I didn't only read Simmons's books. As I mentioned in my previous blog about him, I spent a lot of time in the 2000s reading his Writing Well columns, now sadly unavailable because his website is no longer up. He did a good job in those columns of deconstructing the craft of writing, and while some of the advice hasn't served me as well as I'd have liked, I still live by his maxim, taken from F Scott Fitzgerald, that you should read at least six top-flight authors every year. I've managed it every year since I moved back to California, and in that time I've also read six non-male SFF authors, in the same spirit, i.e. to broaden my horizons.

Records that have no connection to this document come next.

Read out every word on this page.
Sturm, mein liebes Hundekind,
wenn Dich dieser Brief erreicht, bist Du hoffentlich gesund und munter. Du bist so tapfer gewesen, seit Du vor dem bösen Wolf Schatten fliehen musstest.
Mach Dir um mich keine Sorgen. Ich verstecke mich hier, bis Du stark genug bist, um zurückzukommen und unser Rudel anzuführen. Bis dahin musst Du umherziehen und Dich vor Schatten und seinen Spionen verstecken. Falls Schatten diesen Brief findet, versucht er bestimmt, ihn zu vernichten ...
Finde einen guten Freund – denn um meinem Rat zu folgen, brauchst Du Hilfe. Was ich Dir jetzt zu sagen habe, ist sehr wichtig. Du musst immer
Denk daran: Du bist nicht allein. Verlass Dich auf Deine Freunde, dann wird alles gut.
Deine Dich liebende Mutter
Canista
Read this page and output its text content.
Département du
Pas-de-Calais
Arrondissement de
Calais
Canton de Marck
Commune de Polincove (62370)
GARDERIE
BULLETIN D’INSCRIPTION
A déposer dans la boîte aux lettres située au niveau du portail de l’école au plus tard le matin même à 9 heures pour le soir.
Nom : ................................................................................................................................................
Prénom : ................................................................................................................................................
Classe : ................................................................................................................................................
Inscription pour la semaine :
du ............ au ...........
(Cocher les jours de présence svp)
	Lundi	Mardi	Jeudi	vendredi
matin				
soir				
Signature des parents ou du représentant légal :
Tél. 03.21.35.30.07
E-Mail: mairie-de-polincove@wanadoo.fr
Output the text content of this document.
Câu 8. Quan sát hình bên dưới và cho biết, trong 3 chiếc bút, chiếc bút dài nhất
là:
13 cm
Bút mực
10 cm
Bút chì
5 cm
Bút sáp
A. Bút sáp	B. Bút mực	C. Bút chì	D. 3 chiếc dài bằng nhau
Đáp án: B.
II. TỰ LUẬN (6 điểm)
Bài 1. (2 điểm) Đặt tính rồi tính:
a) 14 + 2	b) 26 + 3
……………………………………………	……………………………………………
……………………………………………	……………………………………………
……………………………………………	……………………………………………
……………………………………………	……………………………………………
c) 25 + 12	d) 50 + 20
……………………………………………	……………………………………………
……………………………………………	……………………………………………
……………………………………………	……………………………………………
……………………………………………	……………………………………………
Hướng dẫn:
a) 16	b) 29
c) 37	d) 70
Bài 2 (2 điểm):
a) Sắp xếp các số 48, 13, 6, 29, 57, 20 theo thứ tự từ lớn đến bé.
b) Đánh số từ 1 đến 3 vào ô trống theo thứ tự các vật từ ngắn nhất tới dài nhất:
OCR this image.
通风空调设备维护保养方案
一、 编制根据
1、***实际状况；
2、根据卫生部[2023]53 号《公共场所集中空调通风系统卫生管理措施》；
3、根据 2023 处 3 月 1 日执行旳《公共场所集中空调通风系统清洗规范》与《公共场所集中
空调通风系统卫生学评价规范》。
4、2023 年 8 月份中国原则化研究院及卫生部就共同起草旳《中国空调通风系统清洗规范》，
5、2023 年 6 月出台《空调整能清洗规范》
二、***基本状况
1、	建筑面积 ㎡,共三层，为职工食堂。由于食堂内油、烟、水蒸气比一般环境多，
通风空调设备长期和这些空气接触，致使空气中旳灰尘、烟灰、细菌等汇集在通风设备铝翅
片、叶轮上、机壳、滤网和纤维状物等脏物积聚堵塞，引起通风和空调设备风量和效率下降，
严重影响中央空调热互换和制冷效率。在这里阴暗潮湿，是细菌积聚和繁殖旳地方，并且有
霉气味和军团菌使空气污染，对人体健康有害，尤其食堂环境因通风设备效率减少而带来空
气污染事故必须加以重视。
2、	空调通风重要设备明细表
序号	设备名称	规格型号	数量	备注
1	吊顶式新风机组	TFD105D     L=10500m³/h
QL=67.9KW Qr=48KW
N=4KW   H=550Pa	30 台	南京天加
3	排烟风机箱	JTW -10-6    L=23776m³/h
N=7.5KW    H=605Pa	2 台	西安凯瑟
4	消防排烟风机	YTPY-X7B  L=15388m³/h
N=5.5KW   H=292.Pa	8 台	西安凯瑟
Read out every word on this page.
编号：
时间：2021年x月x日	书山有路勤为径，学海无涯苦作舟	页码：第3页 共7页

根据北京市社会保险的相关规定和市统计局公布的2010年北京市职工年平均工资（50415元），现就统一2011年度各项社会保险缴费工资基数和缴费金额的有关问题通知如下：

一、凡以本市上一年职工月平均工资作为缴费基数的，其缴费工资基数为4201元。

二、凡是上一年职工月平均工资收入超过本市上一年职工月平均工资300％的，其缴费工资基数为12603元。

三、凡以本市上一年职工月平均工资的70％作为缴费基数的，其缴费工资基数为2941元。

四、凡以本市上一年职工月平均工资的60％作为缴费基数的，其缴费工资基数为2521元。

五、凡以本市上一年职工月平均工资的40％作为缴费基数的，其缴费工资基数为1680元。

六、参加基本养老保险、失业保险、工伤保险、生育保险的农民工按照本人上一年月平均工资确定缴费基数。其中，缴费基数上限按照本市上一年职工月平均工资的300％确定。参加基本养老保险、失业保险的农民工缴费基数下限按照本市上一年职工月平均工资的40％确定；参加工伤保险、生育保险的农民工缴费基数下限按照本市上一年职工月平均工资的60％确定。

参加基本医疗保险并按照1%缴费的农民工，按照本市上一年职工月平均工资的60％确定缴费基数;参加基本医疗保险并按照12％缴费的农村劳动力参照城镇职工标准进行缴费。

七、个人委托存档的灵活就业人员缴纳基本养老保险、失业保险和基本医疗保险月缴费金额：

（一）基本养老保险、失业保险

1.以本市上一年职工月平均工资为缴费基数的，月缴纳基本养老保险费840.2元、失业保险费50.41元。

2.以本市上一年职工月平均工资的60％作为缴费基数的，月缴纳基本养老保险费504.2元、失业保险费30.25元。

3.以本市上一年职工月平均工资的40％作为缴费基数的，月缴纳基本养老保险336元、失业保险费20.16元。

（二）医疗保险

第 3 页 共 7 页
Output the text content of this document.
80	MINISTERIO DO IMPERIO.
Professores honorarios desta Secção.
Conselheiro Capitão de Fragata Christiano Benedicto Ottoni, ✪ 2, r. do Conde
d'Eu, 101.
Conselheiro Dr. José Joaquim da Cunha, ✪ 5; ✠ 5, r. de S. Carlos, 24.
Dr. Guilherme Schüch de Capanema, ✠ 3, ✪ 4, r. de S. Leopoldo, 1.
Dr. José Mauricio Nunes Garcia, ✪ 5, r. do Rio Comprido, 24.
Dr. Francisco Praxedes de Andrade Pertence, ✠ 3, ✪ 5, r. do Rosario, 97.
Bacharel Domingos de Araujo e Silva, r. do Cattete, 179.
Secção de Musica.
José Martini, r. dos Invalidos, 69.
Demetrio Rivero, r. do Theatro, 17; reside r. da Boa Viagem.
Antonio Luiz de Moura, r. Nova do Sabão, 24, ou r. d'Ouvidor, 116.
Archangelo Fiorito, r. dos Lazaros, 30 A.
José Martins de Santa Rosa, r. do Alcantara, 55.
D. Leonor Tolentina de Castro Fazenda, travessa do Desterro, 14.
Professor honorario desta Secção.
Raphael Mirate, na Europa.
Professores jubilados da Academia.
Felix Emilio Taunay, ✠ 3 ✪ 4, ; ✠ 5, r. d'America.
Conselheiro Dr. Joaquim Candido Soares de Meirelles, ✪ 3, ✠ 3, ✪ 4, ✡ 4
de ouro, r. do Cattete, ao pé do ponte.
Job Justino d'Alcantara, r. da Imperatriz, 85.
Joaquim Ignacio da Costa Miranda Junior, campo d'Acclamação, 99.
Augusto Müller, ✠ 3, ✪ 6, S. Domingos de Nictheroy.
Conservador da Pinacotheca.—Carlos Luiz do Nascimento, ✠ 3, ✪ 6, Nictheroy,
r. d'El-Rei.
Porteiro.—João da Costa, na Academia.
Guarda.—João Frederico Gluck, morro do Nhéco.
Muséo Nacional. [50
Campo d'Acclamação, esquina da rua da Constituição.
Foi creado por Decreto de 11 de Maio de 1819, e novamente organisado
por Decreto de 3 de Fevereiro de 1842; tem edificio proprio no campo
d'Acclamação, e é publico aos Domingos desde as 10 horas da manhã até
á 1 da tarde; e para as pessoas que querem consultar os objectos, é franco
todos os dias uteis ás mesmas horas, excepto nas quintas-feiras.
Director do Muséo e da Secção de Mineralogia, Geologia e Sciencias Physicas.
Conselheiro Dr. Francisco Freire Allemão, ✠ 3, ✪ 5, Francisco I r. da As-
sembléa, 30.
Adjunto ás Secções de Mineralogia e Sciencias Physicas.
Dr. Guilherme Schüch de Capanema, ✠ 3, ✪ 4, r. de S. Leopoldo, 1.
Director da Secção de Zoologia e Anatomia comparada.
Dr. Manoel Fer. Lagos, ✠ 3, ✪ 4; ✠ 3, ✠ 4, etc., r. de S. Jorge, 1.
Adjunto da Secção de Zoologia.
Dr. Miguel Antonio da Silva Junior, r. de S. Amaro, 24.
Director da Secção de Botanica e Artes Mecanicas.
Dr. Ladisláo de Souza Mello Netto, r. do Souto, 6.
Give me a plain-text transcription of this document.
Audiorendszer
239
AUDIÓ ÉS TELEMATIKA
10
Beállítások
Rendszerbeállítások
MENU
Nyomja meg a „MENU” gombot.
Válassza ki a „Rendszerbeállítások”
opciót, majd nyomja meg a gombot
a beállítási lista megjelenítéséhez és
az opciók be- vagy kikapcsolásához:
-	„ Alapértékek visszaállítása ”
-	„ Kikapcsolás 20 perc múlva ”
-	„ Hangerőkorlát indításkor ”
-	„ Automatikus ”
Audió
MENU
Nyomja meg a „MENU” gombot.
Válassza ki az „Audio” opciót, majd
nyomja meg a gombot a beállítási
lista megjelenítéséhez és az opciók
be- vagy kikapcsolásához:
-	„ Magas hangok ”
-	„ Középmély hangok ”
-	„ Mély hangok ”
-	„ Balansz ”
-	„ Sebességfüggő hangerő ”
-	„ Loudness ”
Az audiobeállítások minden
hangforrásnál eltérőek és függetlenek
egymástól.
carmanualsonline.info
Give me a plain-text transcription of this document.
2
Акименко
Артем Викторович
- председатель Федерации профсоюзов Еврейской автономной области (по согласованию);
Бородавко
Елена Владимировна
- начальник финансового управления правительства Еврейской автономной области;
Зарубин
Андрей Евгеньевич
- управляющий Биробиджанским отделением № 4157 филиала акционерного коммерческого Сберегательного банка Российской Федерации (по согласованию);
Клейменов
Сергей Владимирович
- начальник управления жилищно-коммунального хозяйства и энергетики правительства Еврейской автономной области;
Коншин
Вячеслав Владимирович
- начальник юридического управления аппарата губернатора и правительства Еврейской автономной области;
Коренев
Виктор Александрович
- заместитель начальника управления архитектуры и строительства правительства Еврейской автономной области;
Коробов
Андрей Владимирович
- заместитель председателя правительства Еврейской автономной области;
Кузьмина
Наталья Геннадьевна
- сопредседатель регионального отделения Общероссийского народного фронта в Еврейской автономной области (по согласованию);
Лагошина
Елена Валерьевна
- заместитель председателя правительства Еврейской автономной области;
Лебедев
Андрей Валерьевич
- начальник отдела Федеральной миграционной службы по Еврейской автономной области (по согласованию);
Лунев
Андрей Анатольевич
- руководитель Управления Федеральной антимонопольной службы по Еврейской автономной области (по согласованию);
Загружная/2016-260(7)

While I'm less interested in Dan Simmons's political screeds, I've been thinking it would be nice to revisit the Hyperion books, and to go back to some of his earlier horror books, which seem to evoke the same spirit as early Stephen King and Ray Bradbury. I've heard good things about those, too, so here's hoping.
And even apart from that, I'll always have those indelible images from the Hyperion books he painted: the Consul in his spaceship at the start, the story of Sal and Rachel Weintraub, the world tree ships, and so much more.